Dytus hung in the current like a flag in a gale, inching his way along a tree branch that protruded from the bank. His overalls ballooned out like a parachute above where the Princeps was clinging to his legs. Despite being weak and shaking, Dytus was utterly exhilarated.

After an interminable ordeal he reached the gravelly shore and hauled Vade clear of the water, then collapsed beside her.

He could not quite comprehend the fact that they had survived. The river had carried them clean through the first pool, then over a braided run and round a sweeping bend towards a waterfall. It could only be a miracle that he and Princeps Vade had not been separated or killed in the ensuing chaos. Whatever the reason, they had washed up here and been provided with a means of escape; a fissure which probably lead into one of the lava tubes that Fancher had mentioned.

Dytus clambered to his feet and followed the branch towards an enormous tree trunk that lay partially buried along the riverbank. There—a smaller branch, only five foot long or so. It snapped off with a little effort. Wood! The rough feel of it was, especially given the preceding events, like a blessing directly from the God-Emperor.

Satisfied with his acquisition, Dytus turned and stared at the falls; they thundered over a rocky cliff which started near the base of the volcano. The river made a sharp turn below the falls, pouring off towards the horizon on Dytus’ right. Scan the water though he might, he saw no signs of Fancher.

Anxiety began to creep back into his mind, then tore through it like a bolt shell: a half-dozen alien silhouettes had appeared atop the cliff.

The torch swung on his belt as he ran back to Vade and knelt beside her. The Princeps was holding a muttered conversation with herself and seemed almost oblivious to the external world.

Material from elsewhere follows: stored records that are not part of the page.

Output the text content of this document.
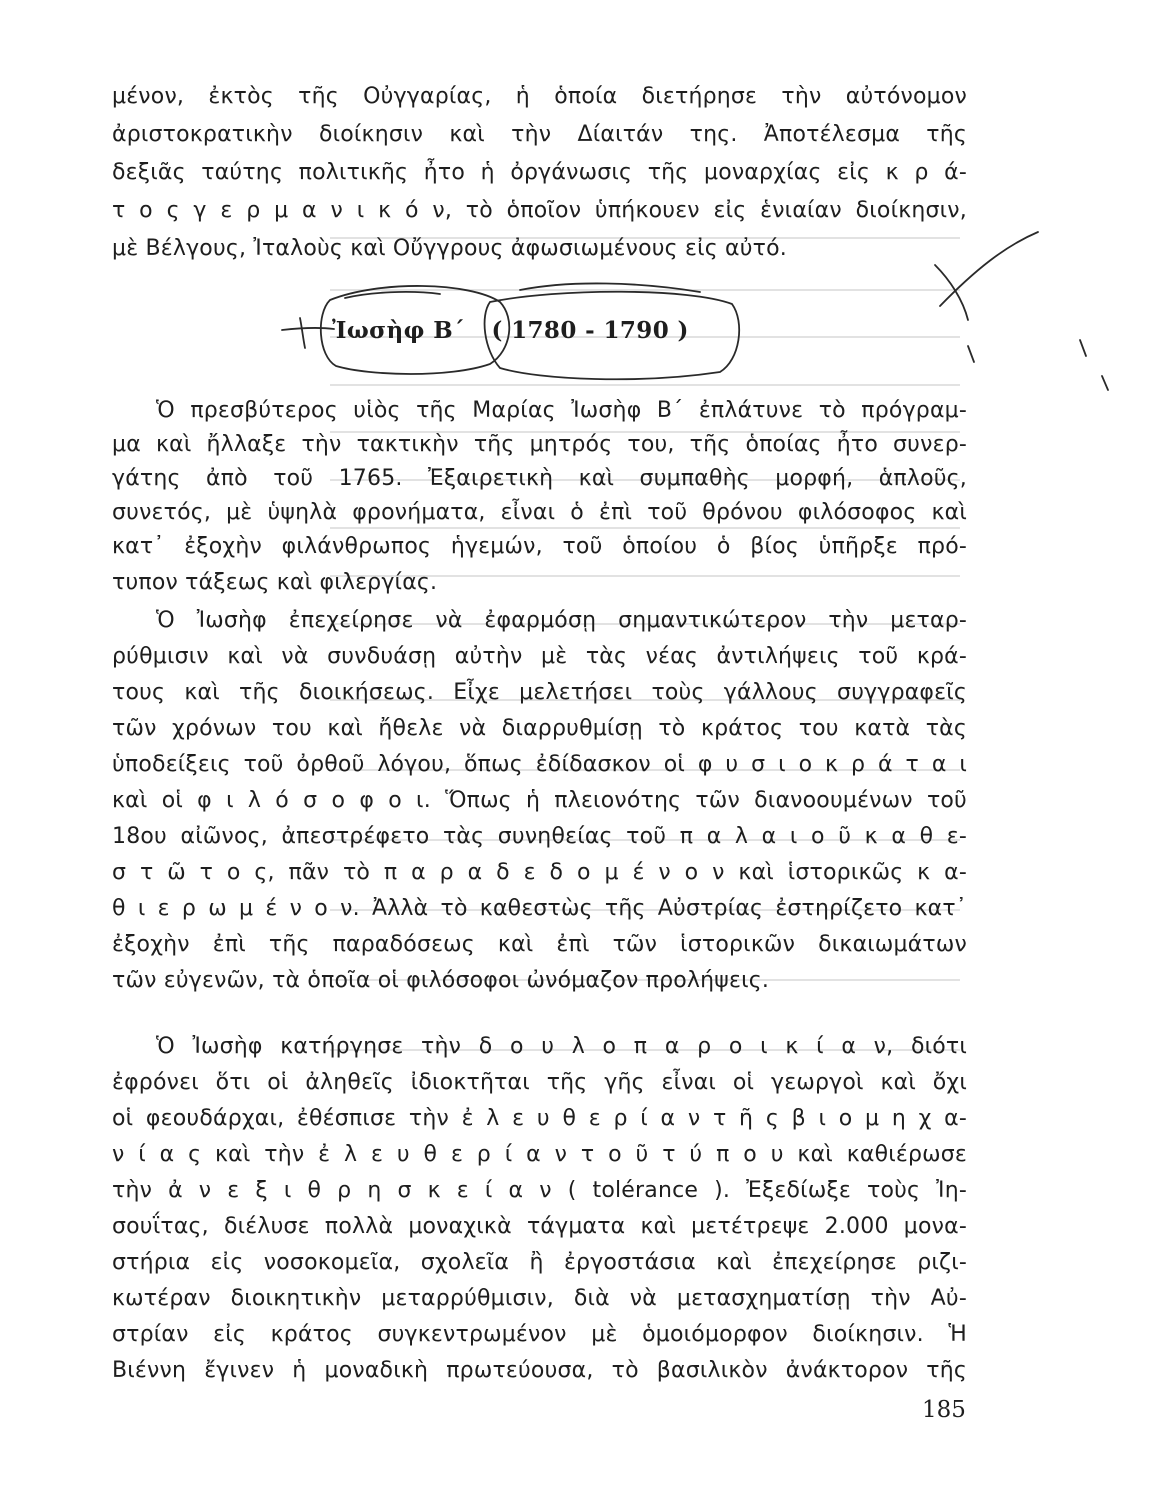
μένον, ἐκτὸς τῆς Οὐγγαρίας, ἡ ὁποία διετήρησε τὴν αὐτόνομον
ἀριστοκρατικὴν διοίκησιν καὶ τὴν Δίαιτάν της. Ἀποτέλεσμα τῆς
δεξιᾶς ταύτης πολιτικῆς ἦτο ἡ ὀργάνωσις τῆς μοναρχίας εἰς κ ρ ά-
τ ο ς γ ε ρ μ α ν ι κ ό ν, τὸ ὁποῖον ὑπήκουεν εἰς ἑνιαίαν διοίκησιν,
μὲ Βέλγους, Ἰταλοὺς καὶ Οὔγγρους ἀφωσιωμένους εἰς αὐτό.
Ἰωσὴφ Β΄ ( 1780 - 1790 )
Ὁ πρεσβύτερος υἱὸς τῆς Μαρίας Ἰωσὴφ Β΄ ἐπλάτυνε τὸ πρόγραμ-
μα καὶ ἤλλαξε τὴν τακτικὴν τῆς μητρός του, τῆς ὁποίας ἦτο συνερ-
γάτης ἀπὸ τοῦ 1765. Ἐξαιρετικὴ καὶ συμπαθὴς μορφή, ἁπλοῦς,
συνετός, μὲ ὑψηλὰ φρονήματα, εἶναι ὁ ἐπὶ τοῦ θρόνου φιλόσοφος καὶ
κατ᾿ ἐξοχὴν φιλάνθρωπος ἡγεμών, τοῦ ὁποίου ὁ βίος ὑπῆρξε πρό-
τυπον τάξεως καὶ φιλεργίας.
Ὁ Ἰωσὴφ ἐπεχείρησε νὰ ἐφαρμόσῃ σημαντικώτερον τὴν μεταρ-
ρύθμισιν καὶ νὰ συνδυάσῃ αὐτὴν μὲ τὰς νέας ἀντιλήψεις τοῦ κρά-
τους καὶ τῆς διοικήσεως. Εἶχε μελετήσει τοὺς γάλλους συγγραφεῖς
τῶν χρόνων του καὶ ἤθελε νὰ διαρρυθμίσῃ τὸ κράτος του κατὰ τὰς
ὑποδείξεις τοῦ ὀρθοῦ λόγου, ὅπως ἐδίδασκον οἱ φ υ σ ι ο κ ρ ά τ α ι
καὶ οἱ φ ι λ ό σ ο φ ο ι. Ὅπως ἡ πλειονότης τῶν διανοουμένων τοῦ
18ου αἰῶνος, ἀπεστρέφετο τὰς συνηθείας τοῦ π α λ α ι ο ῦ κ α θ ε-
σ τ ῶ τ ο ς, πᾶν τὸ π α ρ α δ ε δ ο μ έ ν ο ν καὶ ἱστορικῶς κ α-
θ ι ε ρ ω μ έ ν ο ν. Ἀλλὰ τὸ καθεστὼς τῆς Αὐστρίας ἐστηρίζετο κατ᾿
ἐξοχὴν ἐπὶ τῆς παραδόσεως καὶ ἐπὶ τῶν ἱστορικῶν δικαιωμάτων
τῶν εὐγενῶν, τὰ ὁποῖα οἱ φιλόσοφοι ὠνόμαζον προλήψεις.
Ὁ Ἰωσὴφ κατήργησε τὴν δ ο υ λ ο π α ρ ο ι κ ί α ν, διότι
ἐφρόνει ὅτι οἱ ἀληθεῖς ἰδιοκτῆται τῆς γῆς εἶναι οἱ γεωργοὶ καὶ ὄχι
οἱ φεουδάρχαι, ἐθέσπισε τὴν ἐ λ ε υ θ ε ρ ί α ν τ ῆ ς β ι ο μ η χ α-
ν ί α ς καὶ τὴν ἐ λ ε υ θ ε ρ ί α ν τ ο ῦ τ ύ π ο υ καὶ καθιέρωσε
τὴν ἀ ν ε ξ ι θ ρ η σ κ ε ί α ν ( tolérance ). Ἐξεδίωξε τοὺς Ἰη-
σουΐτας, διέλυσε πολλὰ μοναχικὰ τάγματα καὶ μετέτρεψε 2.000 μονα-
στήρια εἰς νοσοκομεῖα, σχολεῖα ἢ ἐργοστάσια καὶ ἐπεχείρησε ριζι-
κωτέραν διοικητικὴν μεταρρύθμισιν, διὰ νὰ μετασχηματίσῃ τὴν Αὐ-
στρίαν εἰς κράτος συγκεντρωμένον μὲ ὁμοιόμορφον διοίκησιν. Ἡ
Βιέννη ἔγινεν ἡ μοναδικὴ πρωτεύουσα, τὸ βασιλικὸν ἀνάκτορον τῆς
185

‘Princeps Vade, we have to leave, now.’

‘Stabilisers engage. Moderatus Oreck, where are the turbines?’

Dytus paused, then let that slide. He had more pressing problems. ‘It looks... it looks like Fancher is missing. The xenos will be here soon.’

‘Xenos?’ She sat up suddenly. ‘He who allows the alien to live shares in the crime of its existence.’

That at least made sense. Dytus pulled Vade to her feet, telling her, ‘Turbines to speed, Princeps.’ This ploy—to his utter amazement—actually worked.

Leaning on his new staff for support, Dytus and Vade descended into the cave. A silty floor extended back for about twenty yards, then rock took over just where it became too dark to see clearly. Echoes of Vade’s babbling flitted around them until she stopped abruptly.

‘We are dead,’ she stated very clearly and solemnly.

‘Not yet,’ Dytus replied, wondering at her apparent cogency. ‘But if we stay here we might-–’

‘Dead! We are no Titan anymore.’

Ignorant as he was, Dytus could not make heads nor tails of this. _We are no Titan_. The phrase bounced around inside his skull, becoming an accusation. ‘I was never a Titan,’ he retaliated. ‘I lived on _your_ Titan for my entire life—the lowest of your serfs, until today. You kept me captive, _you_ destroyed my home.’ He was surprised at his own venom.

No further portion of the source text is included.